São Domingos de Gusmão (1170-1121), preocupado com essa heresia e procurando combatê-la por todos os meios, refugiou-se em oração por três dias. No último dia de oração intensa, apareceu-lhe Nossa Senhora acompanhada de três anjos. A Mãe de Deus mostrou-lhe então o seu Saltério como arma poderosa para vencer a heresia: “Querido Domingos – perguntou-lhe Nossa Senhora – você sabe qual é a arma que a Santíssima Trindade quer usar para mudar o mundo? Quero que saiba que neste tipo de guerra a arma sempre foi o Saltério Angélico – isto é, as palavras do Arcanjo Gabriel a Nossa Senhora na Anunciação –, que é a pedra fundamental do Novo Testamento. Portanto, se você quer converter estas almas endurecidas e ganhá-las para Deus, difunda o meu saltério”. Nessa visão, Maria Santíssima teria mostrado o Terço a São Domingos que, a partir daquele momento ficou conhecido como o “Saltério de Nossa Senhora”. Rezado aquele Terço por três vezes, os fiéis rezavam 150 saudações angélicas e, desta maneira, imitavam os monges que rezavam os 150 salmos.

Mais tarde, Nossa Senhora apareceu novamente ao Beato Alano de Rupe (1428-1475), também dominicano, e pediu-lhe para avivar a devoção ao Saltério mariano. Foi Alano quem criou as agrupações de cada 50 Ave-Marias como Mistérios Gozosos, Dolorosos e Gloriosos e acrescentou os Pai-Nossos no início de cada dezena. Estava, portanto, estruturado o Rosário tal como o conhecemos atualmente, com a exceção da segunda parte – “Santa Maria, Mãe de Deus…” – e dos Mistérios Luminosos acrescentados por São João Paulo II, em 2001. A segunda parte da Ave Maria foi introduzida em torno ao ano 1480.

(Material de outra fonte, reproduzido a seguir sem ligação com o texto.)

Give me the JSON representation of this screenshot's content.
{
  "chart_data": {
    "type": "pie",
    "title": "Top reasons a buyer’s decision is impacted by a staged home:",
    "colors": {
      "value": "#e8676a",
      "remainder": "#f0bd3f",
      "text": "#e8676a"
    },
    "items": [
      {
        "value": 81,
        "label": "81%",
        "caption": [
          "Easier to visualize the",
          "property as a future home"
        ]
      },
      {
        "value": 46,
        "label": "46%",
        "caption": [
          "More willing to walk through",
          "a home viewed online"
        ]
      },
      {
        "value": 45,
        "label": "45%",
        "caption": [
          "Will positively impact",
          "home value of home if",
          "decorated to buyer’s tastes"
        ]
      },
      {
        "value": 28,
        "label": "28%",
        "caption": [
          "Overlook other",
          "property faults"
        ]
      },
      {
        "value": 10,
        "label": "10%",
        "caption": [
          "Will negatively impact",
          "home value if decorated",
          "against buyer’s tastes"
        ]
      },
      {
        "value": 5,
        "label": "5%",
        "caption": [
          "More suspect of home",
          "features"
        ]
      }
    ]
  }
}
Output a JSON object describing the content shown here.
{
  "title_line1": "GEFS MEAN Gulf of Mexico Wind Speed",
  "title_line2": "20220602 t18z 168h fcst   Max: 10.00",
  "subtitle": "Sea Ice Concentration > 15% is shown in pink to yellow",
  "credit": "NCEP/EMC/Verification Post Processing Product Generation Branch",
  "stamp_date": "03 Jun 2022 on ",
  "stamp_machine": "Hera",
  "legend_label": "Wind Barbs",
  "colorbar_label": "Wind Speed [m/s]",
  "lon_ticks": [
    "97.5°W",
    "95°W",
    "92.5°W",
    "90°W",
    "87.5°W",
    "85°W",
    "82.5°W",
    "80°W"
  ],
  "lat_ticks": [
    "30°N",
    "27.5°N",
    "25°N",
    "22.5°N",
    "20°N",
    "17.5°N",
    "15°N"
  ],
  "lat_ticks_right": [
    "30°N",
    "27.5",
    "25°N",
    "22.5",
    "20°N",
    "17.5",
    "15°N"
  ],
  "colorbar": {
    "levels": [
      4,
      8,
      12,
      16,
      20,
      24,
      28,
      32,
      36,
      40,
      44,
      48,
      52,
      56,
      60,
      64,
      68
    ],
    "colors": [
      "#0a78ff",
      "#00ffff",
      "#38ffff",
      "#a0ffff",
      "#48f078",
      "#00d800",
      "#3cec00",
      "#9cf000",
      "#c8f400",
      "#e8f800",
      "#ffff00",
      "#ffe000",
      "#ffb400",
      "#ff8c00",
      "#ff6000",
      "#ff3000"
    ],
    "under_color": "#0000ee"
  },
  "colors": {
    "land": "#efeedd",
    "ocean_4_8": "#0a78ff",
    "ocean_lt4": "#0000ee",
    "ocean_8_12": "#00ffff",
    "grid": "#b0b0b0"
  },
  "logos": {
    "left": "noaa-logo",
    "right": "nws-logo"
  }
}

Como rezar o Rosário ou parte dele, também chamado de Terço? Como Maria: conservando os fatos na memória e meditando no coração. Por vezes, as Ave-Marias serão música de fundo da meditação dos mistérios do Terço: anunciação do anjo a Nossa Senhora, visitação de Maria a Isabel, nascimento de Jesus etc. Outras vezes, bastará uma palavra da Ave-Maria para ir avivando em nós os desejos mais fervorosos de santidade. Enfim, mesmo se percebermos que não estamos rezando bem o Terço, não vamos desisitir, pois, como dizia alguém, o pior Terço é aquele que não se reza.